VDB Attorneys-at-law, together with specialists Bert Schaareman and Bas van den Broek from Aeternus, have described several common mistakes made by advisors in mergers and acquisitions. Below is part 2 of the blog series on this topic.
Duty of Care for Advisors in Mergers and Acquisitions
In this article, we highlight three cases in which advisors were accused of failing to exercise the care expected of a competent contractor during an acquisition process. Failure to meet this duty of care can result in the advisor (or the firm they work for) being held liable for damages to the client. Advisors, particularly in an acquisition process, face significant liability risks.
In our first article, we outlined the importance of a proper engagement letter. You can find that article [here].
In this article, we discuss three practical examples where a breach of duty of care played a role, providing a practical tip for each case.
Case Study 1: Incorrect Advice
Party A sold the shares it held in the Target company to Party B (the buyer). Party B had an outstanding debt to Target, which was documented in a loan agreement drafted by the advisor in question, a tax advisor. The advisor represented Party A and the Target company. According to the loan agreement, the managing director (DGA) of Party B was personally liable for repayment of the loan. It was also intended that the DGA would provide a personal guarantee. However, because the DGA's spouse had not signed the guarantee (as required by Article 1:88(1)(c) of the Dutch Civil Code), the guarantee was voidable.
Party B failed to repay the loan and was liquidated. Target was unable to successfully enforce the guarantee. Target and Party A blamed the advisor for failing to notice the spousal co-signature requirement. A liability claim followed.
The advisor was held accountable for failing to act with the care of a competent contractor, as he did not act as a reasonably competent and prudent advisor. The client argued that the advisor should have been aware of the legal requirements for guarantees. After all, advising in the context of an acquisition requires a certain level of expertise, including related agreements. The client believed that the advisor should have had this knowledge himself or, if not, should have raised the issue and involved a specialist.
Tip: The lesson here is "stick to your expertise." Drafting documents outside the advisor's knowledge can lead to critical mistakes. Ensure documents are reviewed by the right specialist or identify early when expert input is needed.

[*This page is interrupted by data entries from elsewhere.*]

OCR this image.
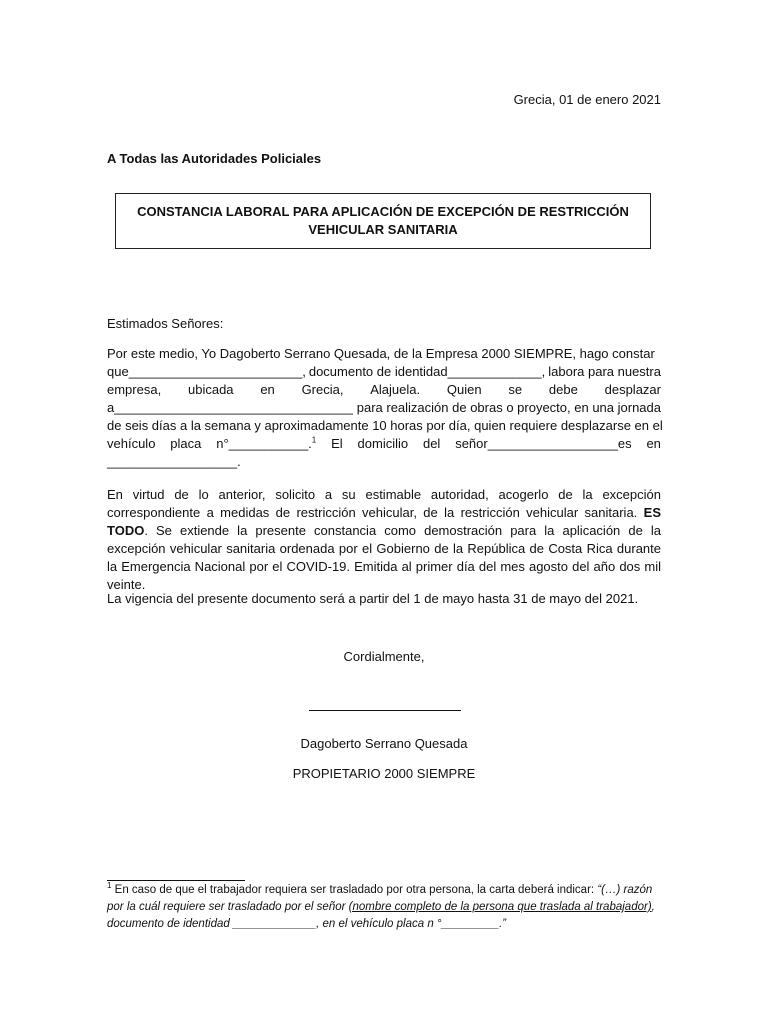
Grecia, 01 de enero 2021
A Todas las Autoridades Policiales
CONSTANCIA LABORAL PARA APLICACIÓN DE EXCEPCIÓN DE RESTRICCIÓN VEHICULAR SANITARIA
Estimados Señores:
Por este medio, Yo Dagoberto Serrano Quesada, de la Empresa 2000 SIEMPRE, hago constar
que________________________, documento de identidad_____________, labora para nuestra
empresa, ubicada en Grecia, Alajuela. Quien se debe desplazar
a_________________________________ para realización de obras o proyecto, en una jornada
de seis días a la semana y aproximadamente 10 horas por día, quien requiere desplazarse en el
vehículo placa n°___________.$^1$ El domicilio del señor__________________es en
__________________.
En virtud de lo anterior, solicito a su estimable autoridad, acogerlo de la excepción correspondiente a medidas de restricción vehicular, de la restricción vehicular sanitaria. ES TODO. Se extiende la presente constancia como demostración para la aplicación de la excepción vehicular sanitaria ordenada por el Gobierno de la República de Costa Rica durante la Emergencia Nacional por el COVID-19. Emitida al primer día del mes agosto del año dos mil veinte.
La vigencia del presente documento será a partir del 1 de mayo hasta 31 de mayo del 2021.
Cordialmente,
Dagoberto Serrano Quesada
PROPIETARIO 2000 SIEMPRE
$^1$ En caso de que el trabajador requiera ser trasladado por otra persona, la carta deberá indicar: “(…) razón por la cuál requiere ser trasladado por el señor (nombre completo de la persona que traslada al trabajador), documento de identidad _____________, en el vehículo placa n °_________.”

Case Study 2: Financial Position of the Buyer
In this case, two business partners (party X and party Y) jointly held half of the shares in several companies. Party X wished to buy out Party Y. Based on financial statements, they agreed on a purchase price of €350,000. Party X needed external financing to fund the purchase. The advisor recommended having the purchase price evaluated by an appraiser.
The valuation report provided several assessments, including one that suggested a significantly lower purchase price of €100,000. However, this lower valuation was ignored. Party X secured external financing, and the transaction proceeded. Party X later struggled to repay the loan and blamed the advisor, citing the lower valuation in the report as evidence of excessive financial strain.
The advisor was accused of failing to warn Party X about potential financing risks based on the valuation report findings. Party X argued that the advisor should have referred him to an accountant to reassess his financial capacity.
Tip: The duty to warn is a common pitfall for advisors. When should you warn a client? How far does this duty extend? These questions are not easily answered in practice. It is difficult to provide a general rule, but this case shows that it is better to warn once too often than not enough from a professional liability perspective.
Case Study 3: Inadequate Valuation Report
This case is based on a recent ruling by the Amsterdam Court of Appeal dated July 23, 2024 (ECLI:NL:GHAMS:2024:2081). A consulting firm prepared an (indicative) valuation report related to the exit of a minority shareholder. According to the client(s), the consulting firm made both procedural and substantive errors. Allegations included:
- Providing an inaccurate valuation;
- Failing to comply with professional standards;
- Adjusting the report under pressure; and
- Arbitrary normalization of legal expenses and wrongful elimination of personnel costs.
These allegations were primarily linked to the guidelines of the Dutch Institute for Register Valuators (NiRV). A key consideration of the court was:
"The NiRV guidelines are recommendations and not binding rules for Registered Valuators (RVs). It is not these guidelines but the agreement between the RV and the client that governs the execution of the assignment."
In this case, the court found no violation of the agreed terms. Regarding substantive errors, the court stated that "indicative valuation is not an exact science. Such valuations involve subjective assessments and choices made by the valuator. The key issue is whether the valuator's decisions were reasonable. If so, they complied with their duty of care."
Based on this reasoning, the clients' claims were entirely dismissed. Thus, the consulting firm successfully defended itself.
Tip: The ruling of the Amsterdam Court of Appeal highlights the importance of carefully documenting the assignment when its execution is questioned. The principle "do what you say and say what you do" is very applicable here and serves as a useful practice tip.